Renal cell carcinoma cannot be treated effectively with either chemotherapy or radiation, so Ms. Gaudet was prescribed a drug called sunitibib malate (brand name Sutent).

One month of pills cost $7,445, far beyond the means of a retired school-bus driver whose annual income was less than $20,000.

"Mom just buried her face in her hands and cried. It was devastating news," her daughter Traci Gaudet said in an interview.

"In Canada, you just assume that if you get sick, they will take care of you. It was a shocking thing for a decent, hard-working, down-home woman to learn that medicare wasn't there for her when she needed it."

The senior Ms. Gaudet, 73, got the treatment because her children and grandchildren pooled their resources and paid for the drugs out-of-pocket.

Faced with remortgaging their homes and cashing in their RRSPs to continue to pay for the cancer drugs, the family also started a relentless letter-writing campaign, lobbying provincial politicians to change the rules - and the pressure worked.

The family paid for the $7,445 prescription three times (with assistance from a community fundraiser). But when Ms.

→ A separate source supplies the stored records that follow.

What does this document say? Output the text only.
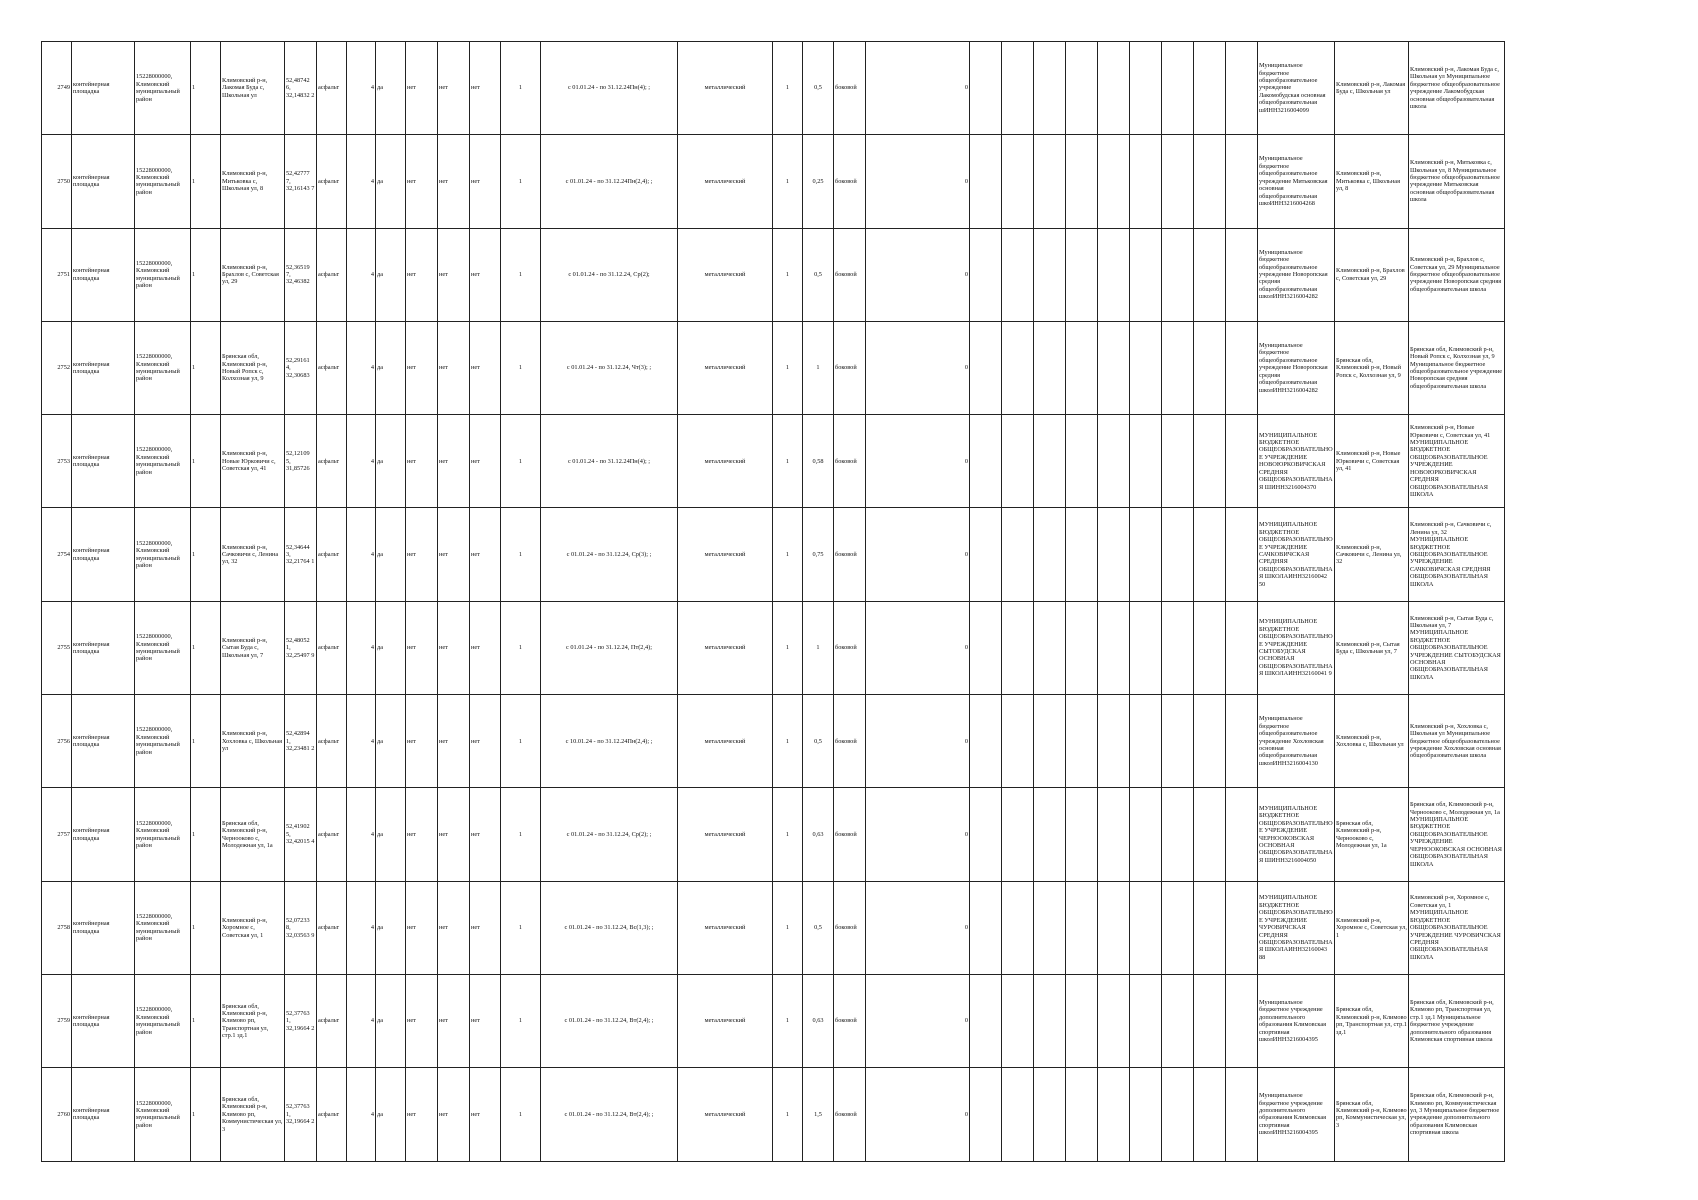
2749	контейнерная площадка	15228000000, Климовский муниципальный район	1	Климовский р-н, Лакомая Буда с, Школьная ул	52,48742 6, 32,14832 2	асфальт	4	да	нет	нет	нет	1	с 01.01.24 - по 31.12.24Пн(4); ;	металлический	1	0,5	боковой	0										Муниципальное бюджетное общеобразовательное учреждение Лакомобудская основная общеобразовательная шИНН3216004099	Климовский р-н, Лакомая Буда с, Школьная ул	Климовский р-н, Лакомая Буда с, Школьная ул Муниципальное бюджетное общеобразовательное учреждение Лакомобудская основная общеобразовательная школа
2750	контейнерная площадка	15228000000, Климовский муниципальный район	1	Климовский р-н, Митьковка с, Школьная ул, 8	52,42777 7, 32,16143 7	асфальт	4	да	нет	нет	нет	1	с 01.01.24 - по 31.12.24Пн(2,4); ;	металлический	1	0,25	боковой	0										Муниципальное бюджетное общеобразовательное учреждение Митьковская основная общеобразовательная шкоИНН3216004268	Климовский р-н, Митьковка с, Школьная ул, 8	Климовский р-н, Митьковка с, Школьная ул, 8 Муниципальное бюджетное общеобразовательное учреждение Митьковская основная общеобразовательная школа
2751	контейнерная площадка	15228000000, Климовский муниципальный район	1	Климовский р-н, Брахлов с, Советская ул, 29	52,36519 7, 32,46382	асфальт	4	да	нет	нет	нет	1	с 01.01.24 - по 31.12.24, Ср(2);	металлический	1	0,5	боковой	0										Муниципальное бюджетное общеобразовательное учреждение Новоропская средняя общеобразовательная школИНН3216004282	Климовский р-н, Брахлов с, Советская ул, 29	Климовский р-н, Брахлов с, Советская ул, 29 Муниципальное бюджетное общеобразовательное учреждение Новоропская средняя общеобразовательная школа
2752	контейнерная площадка	15228000000, Климовский муниципальный район	1	Брянская обл, Климовский р-н, Новый Ропск с, Колхозная ул, 9	52,29161 4, 32,30683	асфальт	4	да	нет	нет	нет	1	с 01.01.24 - по 31.12.24, Чт(3); ;	металлический	1	1	боковой	0										Муниципальное бюджетное общеобразовательное учреждение Новоропская средняя общеобразовательная школИНН3216004282	Брянская обл, Климовский р-н, Новый Ропск с, Колхозная ул, 9	Брянская обл, Климовский р-н, Новый Ропск с, Колхозная ул, 9 Муниципальное бюджетное общеобразовательное учреждение Новоропская средняя общеобразовательная школа
2753	контейнерная площадка	15228000000, Климовский муниципальный район	1	Климовский р-н, Новые Юрковичи с, Советская ул, 41	52,12109 5, 31,85726	асфальт	4	да	нет	нет	нет	1	с 01.01.24 - по 31.12.24Пн(4); ;	металлический	1	0,58	боковой	0										МУНИЦИПАЛЬНОЕ БЮДЖЕТНОЕ ОБЩЕОБРАЗОВАТЕЛЬНОЕ УЧРЕЖДЕНИЕ НОВОЮРКОВИЧСКАЯ СРЕДНЯЯ ОБЩЕОБРАЗОВАТЕЛЬНАЯ ШИНН3216004370	Климовский р-н, Новые Юрковичи с, Советская ул, 41	Климовский р-н, Новые Юрковичи с, Советская ул, 41 МУНИЦИПАЛЬНОЕ БЮДЖЕТНОЕ ОБЩЕОБРАЗОВАТЕЛЬНОЕ УЧРЕЖДЕНИЕ НОВОЮРКОВИЧСКАЯ СРЕДНЯЯ ОБЩЕОБРАЗОВАТЕЛЬНАЯ ШКОЛА
2754	контейнерная площадка	15228000000, Климовский муниципальный район	1	Климовский р-н, Сачковичи с, Ленина ул, 32	52,34644 3, 32,21764 1	асфальт	4	да	нет	нет	нет	1	с 01.01.24 - по 31.12.24, Ср(3); ;	металлический	1	0,75	боковой	0										МУНИЦИПАЛЬНОЕ БЮДЖЕТНОЕ ОБЩЕОБРАЗОВАТЕЛЬНОЕ УЧРЕЖДЕНИЕ САЧКОВИЧСКАЯ СРЕДНЯЯ ОБЩЕОБРАЗОВАТЕЛЬНАЯ ШКОЛАИНН32160042 50	Климовский р-н, Сачковичи с, Ленина ул, 32	Климовский р-н, Сачковичи с, Ленина ул, 32 МУНИЦИПАЛЬНОЕ БЮДЖЕТНОЕ ОБЩЕОБРАЗОВАТЕЛЬНОЕ УЧРЕЖДЕНИЕ САЧКОВИЧСКАЯ СРЕДНЯЯ ОБЩЕОБРАЗОВАТЕЛЬНАЯ ШКОЛА
2755	контейнерная площадка	15228000000, Климовский муниципальный район	1	Климовский р-н, Сытая Буда с, Школьная ул, 7	52,48052 1, 32,25497 9	асфальт	4	да	нет	нет	нет	1	с 01.01.24 - по 31.12.24, Пт(2,4);	металлический	1	1	боковой	0										МУНИЦИПАЛЬНОЕ БЮДЖЕТНОЕ ОБЩЕОБРАЗОВАТЕЛЬНОЕ УЧРЕЖДЕНИЕ СЫТОБУДСКАЯ ОСНОВНАЯ ОБЩЕОБРАЗОВАТЕЛЬНАЯ ШКОЛАИНН32160041 9	Климовский р-н, Сытая Буда с, Школьная ул, 7	Климовский р-н, Сытая Буда с, Школьная ул, 7 МУНИЦИПАЛЬНОЕ БЮДЖЕТНОЕ ОБЩЕОБРАЗОВАТЕЛЬНОЕ УЧРЕЖДЕНИЕ СЫТОБУДСКАЯ ОСНОВНАЯ ОБЩЕОБРАЗОВАТЕЛЬНАЯ ШКОЛА
2756	контейнерная площадка	15228000000, Климовский муниципальный район	1	Климовский р-н, Хохловка с, Школьная ул	52,42894 1, 32,23481 2	асфальт	4	да	нет	нет	нет	1	с 10.01.24 - по 31.12.24Пн(2,4); ;	металлический	1	0,5	боковой	0										Муниципальное бюджетное общеобразовательное учреждение Хохловская основная общеобразовательная школИНН3216004130	Климовский р-н, Хохловка с, Школьная ул	Климовский р-н, Хохловка с, Школьная ул Муниципальное бюджетное общеобразовательное учреждение Хохловская основная общеобразовательная школа
2757	контейнерная площадка	15228000000, Климовский муниципальный район	1	Брянская обл, Климовский р-н, Чернооково с, Молодежная ул, 1а	52,41902 5, 32,42015 4	асфальт	4	да	нет	нет	нет	1	с 01.01.24 - по 31.12.24, Ср(2); ;	металлический	1	0,63	боковой	0										МУНИЦИПАЛЬНОЕ БЮДЖЕТНОЕ ОБЩЕОБРАЗОВАТЕЛЬНОЕ УЧРЕЖДЕНИЕ ЧЕРНООКОВСКАЯ ОСНОВНАЯ ОБЩЕОБРАЗОВАТЕЛЬНАЯ ШИНН3216004050	Брянская обл, Климовский р-н, Чернооково с, Молодежная ул, 1а	Брянская обл, Климовский р-н, Чернооково с, Молодежная ул, 1а МУНИЦИПАЛЬНОЕ БЮДЖЕТНОЕ ОБЩЕОБРАЗОВАТЕЛЬНОЕ УЧРЕЖДЕНИЕ ЧЕРНООКОВСКАЯ ОСНОВНАЯ ОБЩЕОБРАЗОВАТЕЛЬНАЯ ШКОЛА
2758	контейнерная площадка	15228000000, Климовский муниципальный район	1	Климовский р-н, Хоромное с, Советская ул, 1	52,07233 8, 32,03563 9	асфальт	4	да	нет	нет	нет	1	с 01.01.24 - по 31.12.24, Вс(1,3); ;	металлический	1	0,5	боковой	0										МУНИЦИПАЛЬНОЕ БЮДЖЕТНОЕ ОБЩЕОБРАЗОВАТЕЛЬНОЕ УЧРЕЖДЕНИЕ ЧУРОВИЧСКАЯ СРЕДНЯЯ ОБЩЕОБРАЗОВАТЕЛЬНАЯ ШКОЛАИНН32160043 88	Климовский р-н, Хоромное с, Советская ул, 1	Климовский р-н, Хоромное с, Советская ул, 1 МУНИЦИПАЛЬНОЕ БЮДЖЕТНОЕ ОБЩЕОБРАЗОВАТЕЛЬНОЕ УЧРЕЖДЕНИЕ ЧУРОВИЧСКАЯ СРЕДНЯЯ ОБЩЕОБРАЗОВАТЕЛЬНАЯ ШКОЛА
2759	контейнерная площадка	15228000000, Климовский муниципальный район	1	Брянская обл, Климовский р-н, Климово рп, Транспортная ул, стр.1 зд.1	52,37763 1, 32,19664 2	асфальт	4	да	нет	нет	нет	1	с 01.01.24 - по 31.12.24, Вт(2,4); ;	металлический	1	0,63	боковой	0										Муниципальное бюджетное учреждение дополнительного образования Климовская спортивная школИНН3216004395	Брянская обл, Климовский р-н, Климово рп, Транспортная ул, стр.1 зд.1	Брянская обл, Климовский р-н, Климово рп, Транспортная ул, стр.1 зд.1 Муниципальное бюджетное учреждение дополнительного образования Климовская спортивная школа
2760	контейнерная площадка	15228000000, Климовский муниципальный район	1	Брянская обл, Климовский р-н, Климово рп, Коммунистическая ул, 3	52,37763 1, 32,19664 2	асфальт	4	да	нет	нет	нет	1	с 01.01.24 - по 31.12.24, Вт(2,4); ;	металлический	1	1,5	боковой	0										Муниципальное бюджетное учреждение дополнительного образования Климовская спортивная школИНН3216004395	Брянская обл, Климовский р-н, Климово рп, Коммунистическая ул, 3	Брянская обл, Климовский р-н, Климово рп, Коммунистическая ул, 3 Муниципальное бюджетное учреждение дополнительного образования Климовская спортивная школа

Gaudet filled her fourth prescription, the cost was $30.

In response to the family's lobbying, the PEI government agreed to cover Sutent. If Ms. Gaudet was not a senior, she still would not have had the drug paid.

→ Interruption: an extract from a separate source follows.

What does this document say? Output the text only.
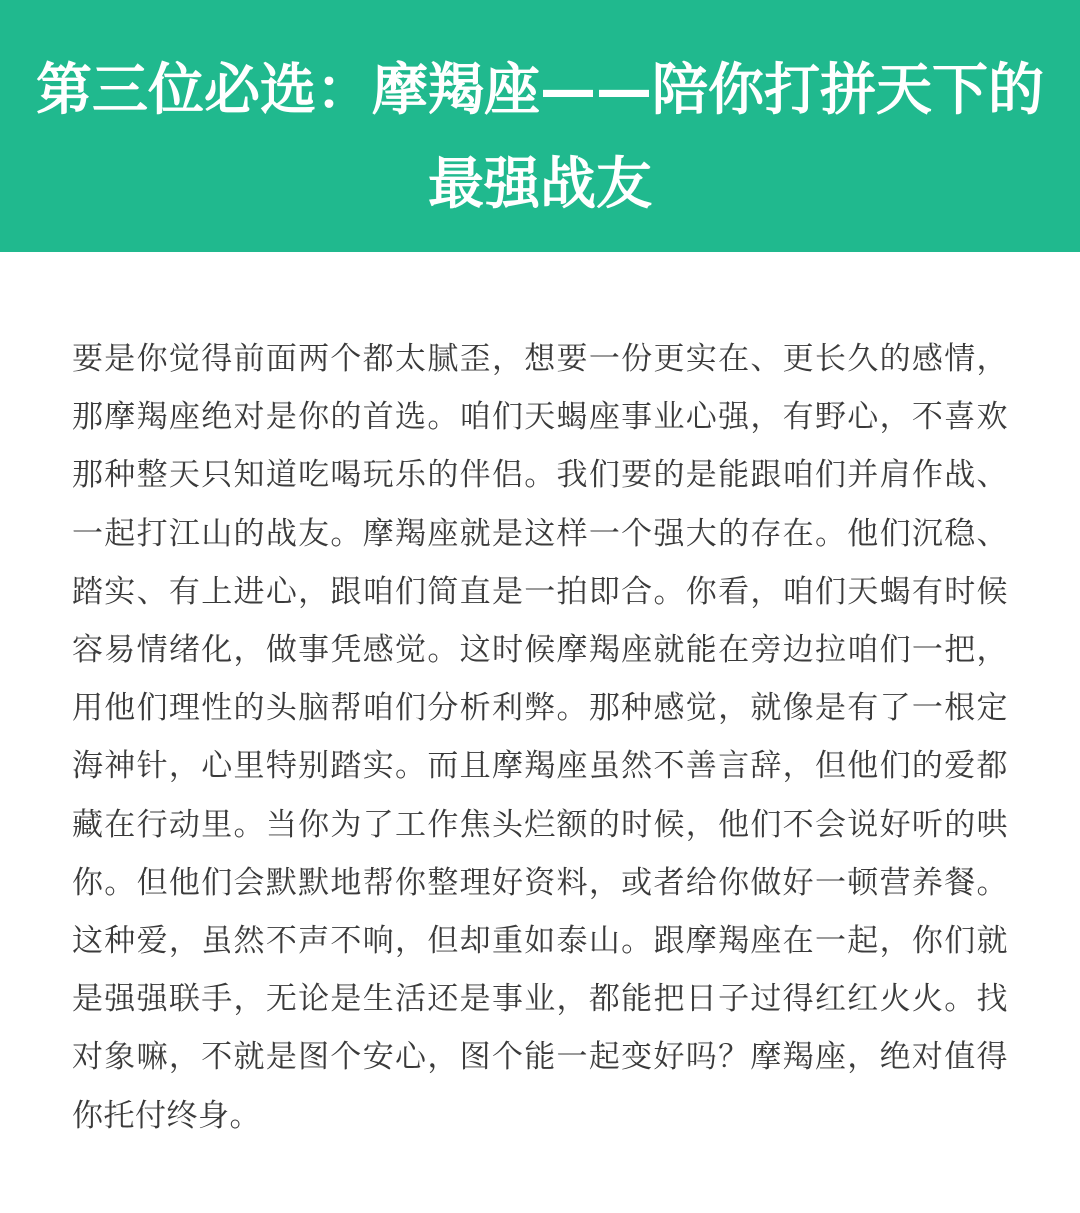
第三位必选：摩羯座——陪你打拼天下的最强战友

要是你觉得前面两个都太腻歪，想要一份更实在、更长久的感情，那摩羯座绝对是你的首选。咱们天蝎座事业心强，有野心，不喜欢那种整天只知道吃喝玩乐的伴侣。我们要的是能跟咱们并肩作战、一起打江山的战友。摩羯座就是这样一个强大的存在。他们沉稳、踏实、有上进心，跟咱们简直是一拍即合。你看，咱们天蝎有时候容易情绪化，做事凭感觉。这时候摩羯座就能在旁边拉咱们一把，用他们理性的头脑帮咱们分析利弊。那种感觉，就像是有了一根定海神针，心里特别踏实。而且摩羯座虽然不善言辞，但他们的爱都藏在行动里。当你为了工作焦头烂额的时候，他们不会说好听的哄你。但他们会默默地帮你整理好资料，或者给你做好一顿营养餐。这种爱，虽然不声不响，但却重如泰山。跟摩羯座在一起，你们就是强强联手，无论是生活还是事业，都能把日子过得红红火火。找对象嘛，不就是图个安心，图个能一起变好吗？摩羯座，绝对值得你托付终身。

"We were grateful for the change, but I'm not sure the province has learned its lesson," Traci Gaudet said. "Funding is still on a case-by-case basis and that's not how it should be. All Canadians should be equal."

That is precisely the position of the Canadian Cancer Society, which is demanding a national catastrophic drug plan, which would mean government would pay once drug costs exceed an established threshold.

The group is holding a symposium on cancer drug access Tuesday in Ottawa and calling on provincial and territorial health ministers to place the issue at the top of their agenda when they meet in Winnipeg later this week.

The irony of the system is that all provinces and territories have endorsed, in principle, the idea of a catastrophic drug plan. Eight provinces even have a form of catastrophic drug plan already, though there are significant differences. Ideally, they would like a national formula to ensure that all patients face similar rules regardless of where they live. But doing so would almost certainly require Ottawa to kick in significant funds.

"The role of the federal government here is to show some leadership and to ensure that access is equitable," Mr. Demers said.

He also noted that, while the new report focuses on cancer drugs, the same disparities and problems exist for patients with all sorts of chronic conditions such as cardiovascular disease, diabetes and lung disease.

Last year, an estimated 166,400 Canadians were diagnosed with cancer and about 73,800 died.

About 40 per cent of women and 45 per cent of men will develop cancer during their lifetimes, and about one in four Canadians can expect to die of cancer.

TROUBLING STATISTICS

The Canadian Cancer Society's report on access to cancer drugs highlights a number of troubling issues:

  • A combined $1.1-billion was spent on cancer drugs last year;
  • One in 12 Canadians faces catastrophic drug costs - defined as greater than 3 per cent of net household income;
  • The average cost of treatment with newer cancer drugs is now $65,000;
  • Half of new cancer drugs are now taken at home, where they are not necessarily covered by medicare (which guarantees coverage for hospital and physician treatment);
  • Cancer drugs are 100-per-cent covered in only three provinces (B.C., Alberta, Saskatchewan) and two territories (Nunavut and NWT);
  • For most Canadians, being insured (in a private or public plan) does not guarantee that a cancer drug prescribed by their oncologist will be covered;
  • While every province and territory has a drug plan for seniors and social-assistance recipients, even they can face significant out-of-pocket expenses for costly cancer drugs.